To test the cooler efficiency we are going to use five consecutive runs of a pretty resource-consuming Aliens vs. Predator (2010) game with the highest image quality settings in 2560x1440 resolution with 16x anisotropic filtering and MSAA 4x antialiasing. We used MSI Afterburner 3.0.0 beta 6 and GPU-Z 0.6.7 as monitoring tools. This test was performed inside a closed system case at 25°C room temperature.
So, let’s first take a look at the graphics card’s temperature at its default power and temperature limits. The fan is regulated automatically:
As you can see, the GPU quickly got as hot as 80°C during the first cycle of our gaming test. After that, the boost clock rate, which was 1006 MHz (yes, it was 1006 rather than 867 MHz), dropped first to 993 MHz and then to 876 MHz and finally to the base level of 837 MHz. In other words, if the GPU gets over 80°C hot, there is no talking about boost mode with the Titan. As for the speed of the fan, it rose from 1100 RPM to 2412 RPM and stayed at that level thereafter.
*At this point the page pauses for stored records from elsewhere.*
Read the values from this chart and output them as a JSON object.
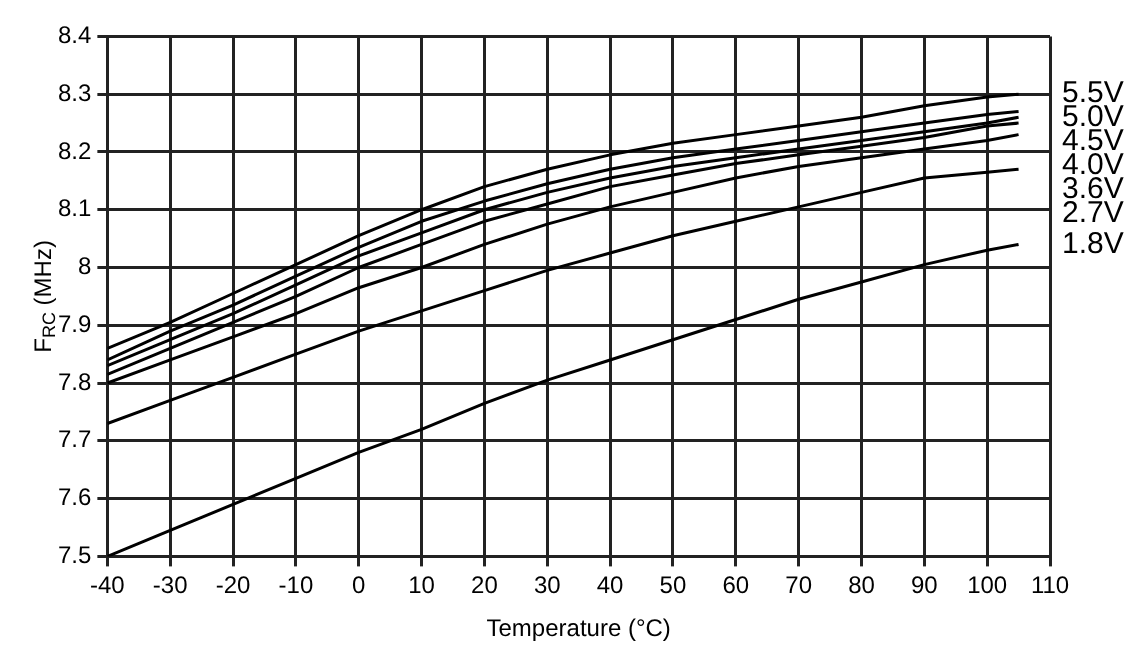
{
  "chart_data": {
    "type": "line",
    "xlabel": "Temperature (°C)",
    "ylabel": "F$_{RC}$ (MHz)",
    "x": [
      -40,
      -30,
      -20,
      -10,
      0,
      10,
      20,
      30,
      40,
      50,
      60,
      70,
      80,
      90,
      100,
      105
    ],
    "series": [
      {
        "name": "5.5V",
        "color": "#000000",
        "values": [
          7.86,
          7.905,
          7.955,
          8.005,
          8.055,
          8.1,
          8.14,
          8.17,
          8.195,
          8.215,
          8.23,
          8.245,
          8.26,
          8.28,
          8.295,
          8.3
        ]
      },
      {
        "name": "5.0V",
        "color": "#000000",
        "values": [
          7.84,
          7.89,
          7.935,
          7.985,
          8.035,
          8.08,
          8.115,
          8.145,
          8.17,
          8.19,
          8.205,
          8.22,
          8.235,
          8.25,
          8.265,
          8.27
        ]
      },
      {
        "name": "4.5V",
        "color": "#000000",
        "values": [
          7.83,
          7.875,
          7.92,
          7.97,
          8.02,
          8.06,
          8.1,
          8.13,
          8.155,
          8.175,
          8.19,
          8.205,
          8.22,
          8.235,
          8.25,
          8.26
        ]
      },
      {
        "name": "4.0V",
        "color": "#000000",
        "values": [
          7.815,
          7.86,
          7.905,
          7.95,
          8,
          8.04,
          8.08,
          8.11,
          8.14,
          8.16,
          8.18,
          8.195,
          8.21,
          8.225,
          8.245,
          8.25
        ]
      },
      {
        "name": "3.6V",
        "color": "#000000",
        "values": [
          7.8,
          7.84,
          7.88,
          7.92,
          7.965,
          8,
          8.04,
          8.075,
          8.105,
          8.13,
          8.155,
          8.175,
          8.19,
          8.205,
          8.22,
          8.23
        ]
      },
      {
        "name": "2.7V",
        "color": "#000000",
        "values": [
          7.73,
          7.77,
          7.81,
          7.85,
          7.89,
          7.925,
          7.96,
          7.995,
          8.025,
          8.055,
          8.08,
          8.105,
          8.13,
          8.155,
          8.165,
          8.17
        ]
      },
      {
        "name": "1.8V",
        "color": "#000000",
        "values": [
          7.5,
          7.545,
          7.59,
          7.635,
          7.68,
          7.72,
          7.765,
          7.805,
          7.84,
          7.875,
          7.91,
          7.945,
          7.975,
          8.005,
          8.03,
          8.04
        ]
      }
    ],
    "xlim": [
      -40,
      110
    ],
    "xticks": [
      -40,
      -30,
      -20,
      -10,
      0,
      10,
      20,
      30,
      40,
      50,
      60,
      70,
      80,
      90,
      100,
      110
    ],
    "ylim": [
      7.5,
      8.4
    ],
    "yticks": [
      7.5,
      7.6,
      7.7,
      7.8,
      7.9,
      8,
      8.1,
      8.2,
      8.3,
      8.4
    ],
    "grid": true,
    "legend": false,
    "marker": "none",
    "line_style": "solid"
  }
}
Now let’s try to raise the temperature limit to 94°C and set the power limit to 106%. The fan is still regulated automatically:
That’s quite a different picture! Upon reaching the peak 1006 MHz, our Titan only dropped its clock rate to 993 MHz and maintained it throughout most of the test. Of course, the Titan is going to deliver much higher performance now than at the noise-optimized standard settings. The top GPU temperature was 87°C during this test whereas the fan accelerated from 2412 to 2995 RPM.
Now we roll the temperature and power limits back to their defaults (80°C/100%) but set the fan at its maximum speed and rerun the test:
Everything’s simple here. The GPU is up to 70°C hot, always working in the boost mode at 1006 MHz. Now what if we increase the temperature and power limits to 94°C and 106% and use the fan at its maximum speed again? Let’s see.
There’s no difference in terms of clock rates but the top GPU temperature is 2°C higher at 72°C.
Summing everything up, we can say that it is highly important for the GeForce GTX Titan to be cooled properly if you want to have the GPU deliver its highest sustained performance in 3D applications.
We couldn’t measure the noise level of our GeForce GTX Titan because we either had to remove the casing (and obtain irrelevant results) or drill through the casing to access the fan connector. Neither option was appropriate for us, so we had to limit ourselves to our subjective impressions.
The card is absolutely silent in 2D mode, its fan working at 1100 RPM. It is very, very quiet indeed. In 3D mode the Titan is still comfortable enough at its default settings. The fan works smoothly when increasing or decreasing its speed. When the speed is higher than 2500 RPM, the GeForce GTX Titan becomes audible against the background noise of a quiet computer, yet remains quieter compared, for example, with the dual-processor GeForce GTX 690 or the reference AMD Radeon HD 7970. All in all, the cooling system is surprisingly not noisy for a graphics card with a TDP of 250 watts.